Jetzt schreit Manfred Weber in höchster Not, damit er seinem konservativen Kandidaten die monatlich rund 18.000 Euro an steuerfreien Zuschlägen zum fetten Grundgehalt sichern kann, das offene Geheimnis auf dem Markt aus: Ätsch, auch in diesem EU-Fall wird nichts gewählt, blödes Wahlvolk, der Parlamentspräsident wird im Hinterzimmer ausgekungelt. – Manfred Weber ist eine Blüte der Eurokratie. Er ist der Vertreter einer „christlich-konservativen und liberalen Erneuerung“, und sagt deshalb: “Wir müssen zurück zu Glaubwürdigkeit und Verlässlichkeit finden“. Christlich heißt für ihn offenkundig, dass Bescheissen unter das Beichtgeheimnis mit eingebauter Absolution fällt. Aber Weber hat tolle Gründe für den Pakt gegen das EU-Parlament und teilt den Wählern mit, das Geheimpapier sei: "Eine Partnerschaft gegen den Extremismus in diesem Haus, gegen die Anti-Europäer." Es könnte doch sein, dass jemand falsch wählt, das müssen die verlässlichen Eurokraten aber schleunigst korrigieren. So geht glaubwürdig. Deshalb ist Weber auch ein Befürworter der Vorratsdatenspeicherung. Wie soll man sonst das dumme Wahlvolk kontrollieren? Und natürlich ist er auch für die Löschung „extremistischer Webseiten“. Wahrscheinlich gibt es längst ein Papier von den Spitzen der Sozial- und Christdemokraten, in dem festgelegt wird was „Extremismus“ ist. 

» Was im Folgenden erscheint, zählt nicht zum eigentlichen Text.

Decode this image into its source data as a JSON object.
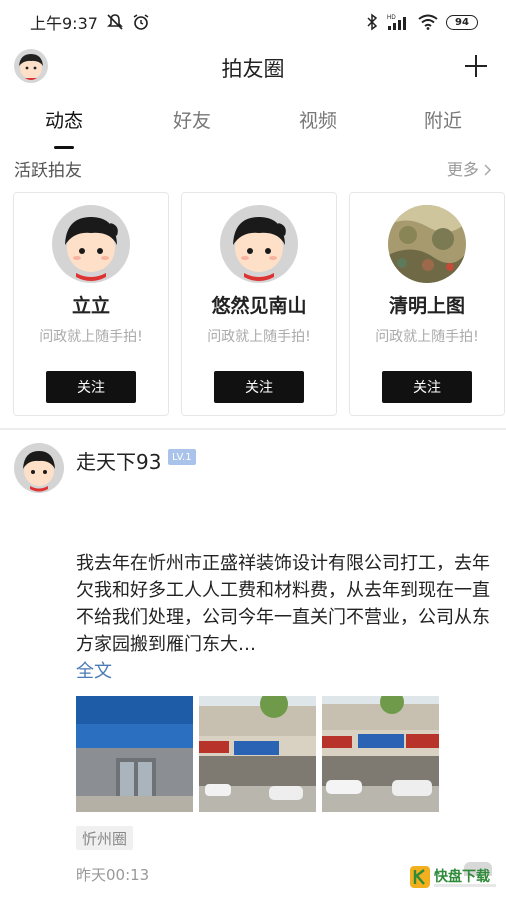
{
  "status_bar": {
    "time": "上午9:37",
    "network_label": "HD",
    "battery": "94"
  },
  "header": {
    "title": "拍友圈"
  },
  "tabs": [
    {
      "label": "动态",
      "active": true
    },
    {
      "label": "好友",
      "active": false
    },
    {
      "label": "视频",
      "active": false
    },
    {
      "label": "附近",
      "active": false
    }
  ],
  "active_section": {
    "title": "活跃拍友",
    "more": "更多",
    "cards": [
      {
        "name": "立立",
        "subtitle": "问政就上随手拍!",
        "button": "关注",
        "avatar": "cartoon-girl"
      },
      {
        "name": "悠然见南山",
        "subtitle": "问政就上随手拍!",
        "button": "关注",
        "avatar": "cartoon-girl"
      },
      {
        "name": "清明上图",
        "subtitle": "问政就上随手拍!",
        "button": "关注",
        "avatar": "painting"
      }
    ]
  },
  "post": {
    "username": "走天下93",
    "level": "LV.1",
    "text": "我去年在忻州市正盛祥装饰设计有限公司打工，去年欠我和好多工人人工费和材料费，从去年到现在一直不给我们处理，公司今年一直关门不营业，公司从东方家园搬到雁门东大…",
    "more_label": "全文",
    "tag": "忻州圈",
    "time": "昨天00:13"
  },
  "watermark": {
    "brand": "快盘下载"
  },
  "colors": {
    "accent_dark": "#111111",
    "link": "#4a7ab5",
    "level_badge": "#a9c3ea"
  }
}
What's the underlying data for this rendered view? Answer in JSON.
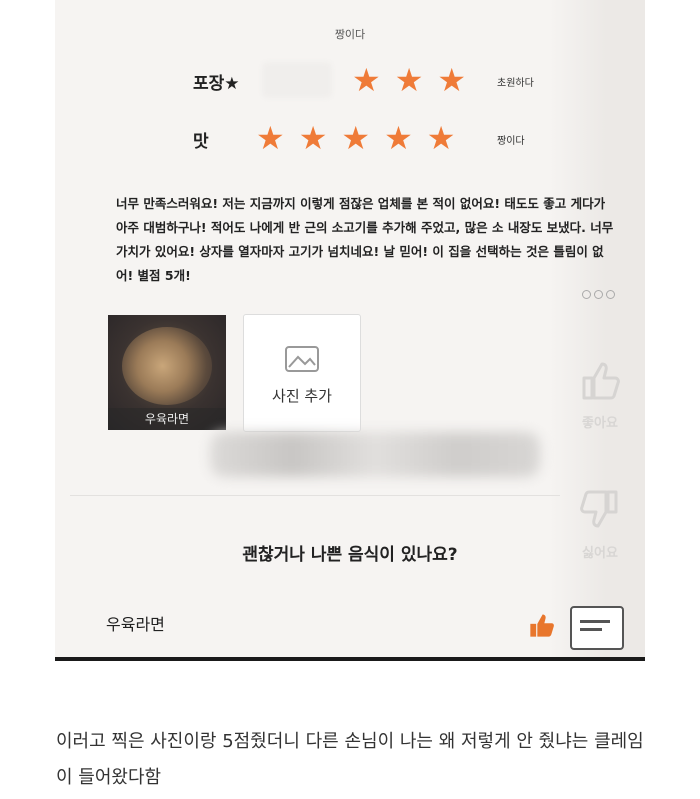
{
  "top_note": "짱이다",
  "rows": [
    {
      "label": "포장★",
      "filled_stars": 3,
      "note": "초원하다"
    },
    {
      "label": "맛",
      "filled_stars": 5,
      "note": "짱이다"
    }
  ],
  "review_text": "너무 만족스러워요! 저는 지금까지 이렇게 점잖은 업체를 본 적이 없어요! 태도도 좋고 게다가 아주 대범하구나! 적어도 나에게 반 근의 소고기를 추가해 주었고, 많은 소 내장도 보냈다. 너무 가치가 있어요! 상자를 열자마자 고기가 넘치네요! 날 믿어! 이 집을 선택하는 것은 틀림이 없어! 별점 5개!",
  "photo_label": "우육라면",
  "add_photo_label": "사진 추가",
  "like_label": "좋아요",
  "dislike_label": "싫어요",
  "question": "괜찮거나 나쁜 음식이 있나요?",
  "footer_item": "우육라면",
  "caption": "이러고 찍은 사진이랑 5점줬더니 다른 손님이 나는 왜 저렇게 안 줬냐는 클레임이 들어왔다함",
  "colors": {
    "star": "#ef7b38",
    "thumb_accent": "#e8762c"
  }
}
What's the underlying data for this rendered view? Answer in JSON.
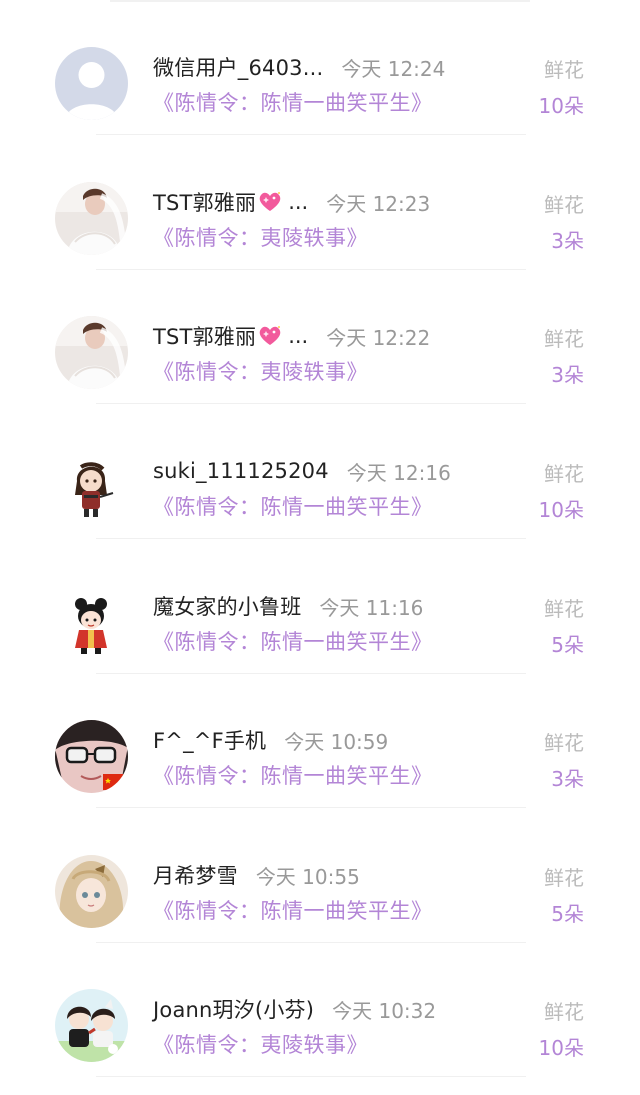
{
  "records": [
    {
      "avatar_icon": "default-user-avatar-icon",
      "username": "微信用户_6403...",
      "emoji": "",
      "time": "今天 12:24",
      "book": "《陈情令：陈情一曲笑平生》",
      "gift_label": "鲜花",
      "gift_count": "10朵"
    },
    {
      "avatar_icon": "bride-photo-avatar-icon",
      "username": "TST郭雅丽",
      "emoji": "sparkling-heart-icon",
      "ellipsis": "...",
      "time": "今天 12:23",
      "book": "《陈情令：夷陵轶事》",
      "gift_label": "鲜花",
      "gift_count": "3朵"
    },
    {
      "avatar_icon": "bride-photo-avatar-icon",
      "username": "TST郭雅丽",
      "emoji": "sparkling-heart-icon",
      "ellipsis": "...",
      "time": "今天 12:22",
      "book": "《陈情令：夷陵轶事》",
      "gift_label": "鲜花",
      "gift_count": "3朵"
    },
    {
      "avatar_icon": "chibi-character-avatar-icon",
      "username": "suki_111125204",
      "emoji": "",
      "time": "今天 12:16",
      "book": "《陈情令：陈情一曲笑平生》",
      "gift_label": "鲜花",
      "gift_count": "10朵"
    },
    {
      "avatar_icon": "chibi-girl-red-avatar-icon",
      "username": "魔女家的小鲁班",
      "emoji": "",
      "time": "今天 11:16",
      "book": "《陈情令：陈情一曲笑平生》",
      "gift_label": "鲜花",
      "gift_count": "5朵"
    },
    {
      "avatar_icon": "girl-glasses-avatar-icon",
      "username": "F^_^F手机",
      "emoji": "",
      "time": "今天 10:59",
      "book": "《陈情令：陈情一曲笑平生》",
      "gift_label": "鲜花",
      "gift_count": "3朵"
    },
    {
      "avatar_icon": "anime-girl-avatar-icon",
      "username": "月希梦雪",
      "emoji": "",
      "time": "今天 10:55",
      "book": "《陈情令：陈情一曲笑平生》",
      "gift_label": "鲜花",
      "gift_count": "5朵"
    },
    {
      "avatar_icon": "anime-duo-avatar-icon",
      "username": "Joann玥汐(小芬)",
      "emoji": "",
      "time": "今天 10:32",
      "book": "《陈情令：夷陵轶事》",
      "gift_label": "鲜花",
      "gift_count": "10朵"
    }
  ],
  "colors": {
    "accent_purple": "#b385d6",
    "name_text": "#222222",
    "time_text": "#999999",
    "label_gray": "#bbbbbb",
    "divider": "#f0f0f0"
  }
}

Dem „Kampf gegen Extremismus“ ist die EU auch außerhalb ihrer Grenzen verpflichtet. Unter dem Etikett der Terrorismus-Bekämpfung stockt die Bundeswehr gerade ihre Truppen in Mali zu ihrem größten Auslandseinsatz auf. Sicher werden die EU-Bürokraten auch entscheiden wer Terrorist ist. Zwar ist die Operation MINUSMA in Mali UN-basiert, wurde aber auf Betreiben Frankreichs initiiert, um die ökonomischen und militärischen Interessen der alten Kolonialmacht zu sichern. Dass es dort auch um Rohstoffe geht, an denen andere EU-Staaten ebenfalls interessiert sind, lässt die Bundeswehr zu echter Höchstform auflaufen: Ein weiteres Afghanistan zeichnet sich ab. Bald werden 1.000 Soldaten der deutschen Armee dort in den Dienst kapitaler Interessen ziehen. Der malische Bürgerkrieg ist sowohl eine Folge der Unterdrückung der Tuareg als auch der Liquidierung Gaddafis, der Teile der Tuareg an sich gebunden hatte. Aber das interessiert Leute wie Verhofstadt oder Weber nicht. Auch so geht die EU: Als bewaffnete Eingreiftruppe für postkoloniale, europäische Interessen. Diese Rolle der EU könnte sich mit einem US-Präsidenten Donald Trump, der die Westeuropäer zu mehr militärischer Verantwortung auffordert, deutlich steigern.

Die jährlichen Kosten des EU-Parlaments liegen bei zwei Milliarden Euro. Deutlich mehr als 6.000 Menschen sind für Wahlbetrüger wie Weber und Lobby-Gehilfen wie Verhofstadt tätig. Rund 1000 dieser parlamentarischen Mitarbeiter verdienen mehr als ein Abgeordneter zum Europaparlament. Das nennt man Schmutz-Zulage. Denn Tag für Tag den Schein von Demokratie aufrecht erhalten, ist ein schmutziges Geschäft. Raus aus der Europäischen Union wäre ein ordentlicher Schritt hin zu einer bürgerlichen Demokratie, die sich an ihre eigenen Regeln hält.